The Nationwide Foundation has enabled 26 empty properties in Leeds to be transformed into decent, affordable homes for people in need, in the last 18 months. The Nationwide Foundation gave grants to three organisations in the city (Canopy Housing, Latch and Gipsil) to turn these empty properties into homes.
The 67 people who have become the new residents of these properties were previously homeless or in severe housing need. The Nationwide Foundation is pleased to have been able to help fund the dramatic improvements to their lives and circumstances.
Across Leeds, more than 150 people – many of whom were unemployed – helped to renovate the 26 empty homes. They have learnt new skills and built their confidence, and this has often led to new career opportunities.
The UK has over 200,000 properties which have been empty for over six months, and many of which are boarded-up and decaying. These homes not only are a huge waste of potential living space when demand for affordable housing is so high, but as the properties decline, they can attract social problems and cause issues for the neighbourhoods.
One of the organisations receiving funding from the Nationwide Foundation is Latch, which is currently transforming an empty property in Leeds. The property will be finished in the next few weeks and a tenant will move in soon afterwards. Prior to Latch taking on the terraced property, it had been abandoned for more than eight years and was in an extremely dilapidated state, suffering from excessive damp and internal collapse: both an eyesore to the street and a potential danger to adjoining properties.
In many cases, the organisations provide additional support to help people get their lives back on track. Here’s Steve’s story:
When Steve split up with his partner, he went off the rails and began offending and taking drugs. Desperately seeking a fresh start, he walked from Blackpool to Leeds and started selling the Big Issue. His support worker introduced him to Latch, where he attended a joinery course in Latch’s training workshop. Steve then wanted to gain practical experience and so began volunteering on the empty home refurbishment projects.
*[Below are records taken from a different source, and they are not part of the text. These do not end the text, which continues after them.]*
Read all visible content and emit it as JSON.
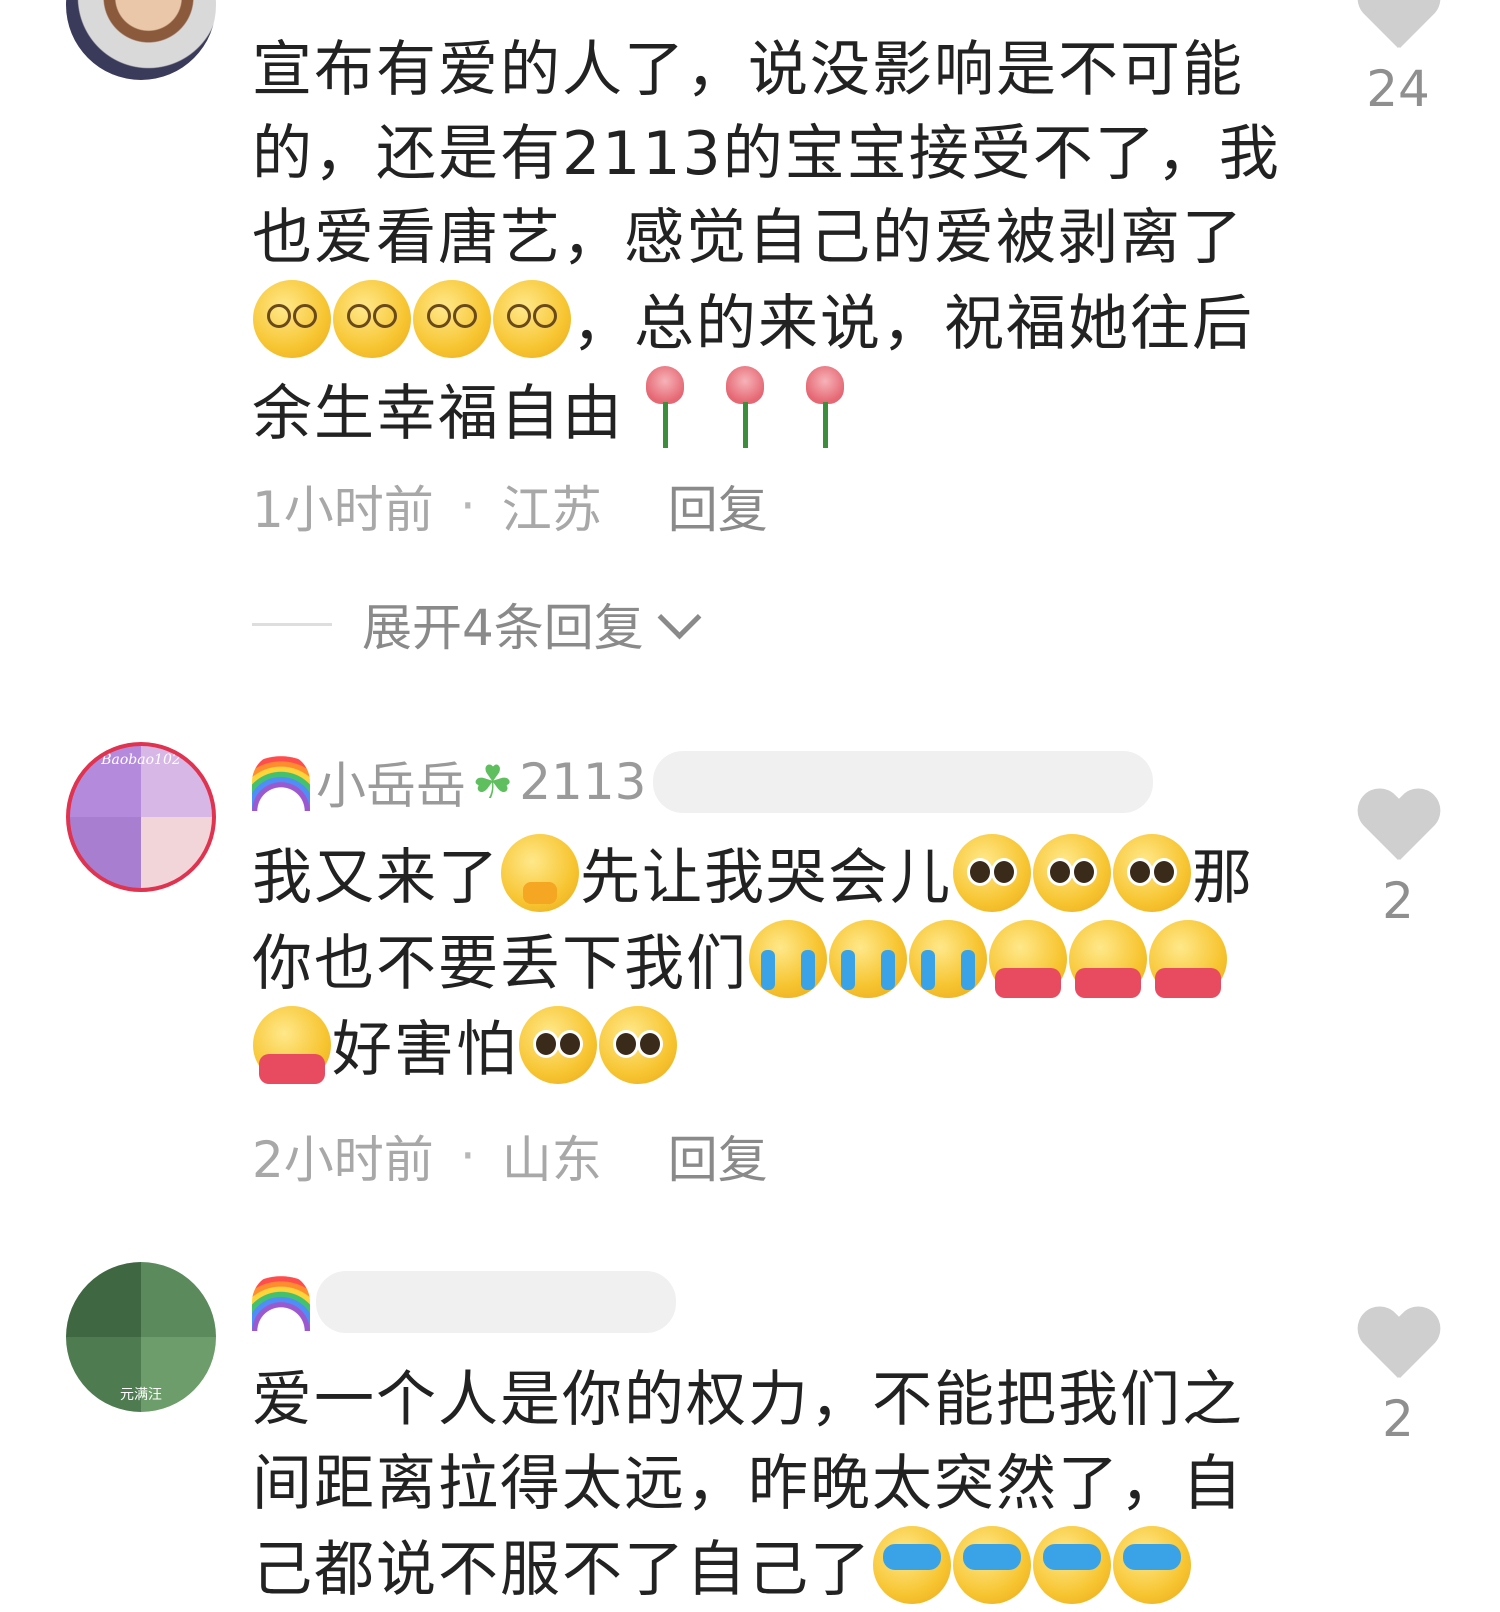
{
  "comments": [
    {
      "text_lines": [
        "宣布有爱的人了，说没影响是不可能",
        "的，还是有2113的宝宝接受不了，我",
        "也爱看唐艺，感觉自己的爱被剥离了",
        "，总的来说，祝福她往后",
        "余生幸福自由"
      ],
      "time": "1小时前",
      "location": "江苏",
      "reply_label": "回复",
      "expand_label": "展开4条回复",
      "likes": "24"
    },
    {
      "username_visible": "小岳岳",
      "username_suffix": "2113",
      "avatar_tag": "Baobao102",
      "text_parts": [
        "我又来了",
        "先让我哭会儿",
        "那",
        "你也不要丢下我们",
        "好害怕"
      ],
      "time": "2小时前",
      "location": "山东",
      "reply_label": "回复",
      "likes": "2"
    },
    {
      "avatar_tag": "元满汪",
      "text_lines": [
        "爱一个人是你的权力，不能把我们之",
        "间距离拉得太远，昨晚太突然了，自",
        "己都说不服不了自己了"
      ],
      "likes": "2"
    }
  ],
  "icons": {
    "like": "heart-icon",
    "expand": "chevron-down-icon",
    "rainbow": "rainbow-icon",
    "clover": "clover-icon"
  },
  "colors": {
    "text": "#222222",
    "meta": "#a8a8a8",
    "heart": "#cfcfcf"
  }
}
Steve is now self-employed and he is acquiring further skills at the local building college. Most importantly for him, now that he is settled and has turned his life around, he has been able to see his son for the first time in five years.
This funding by the Nationwide Foundation is part of its Decent Affordable Homes strategy, which has the vision for everyone in the UK to have access to a decent home that they can afford. The Foundation is an independent charitable funder and its grants to the three Leeds organisations totalled over £250,000.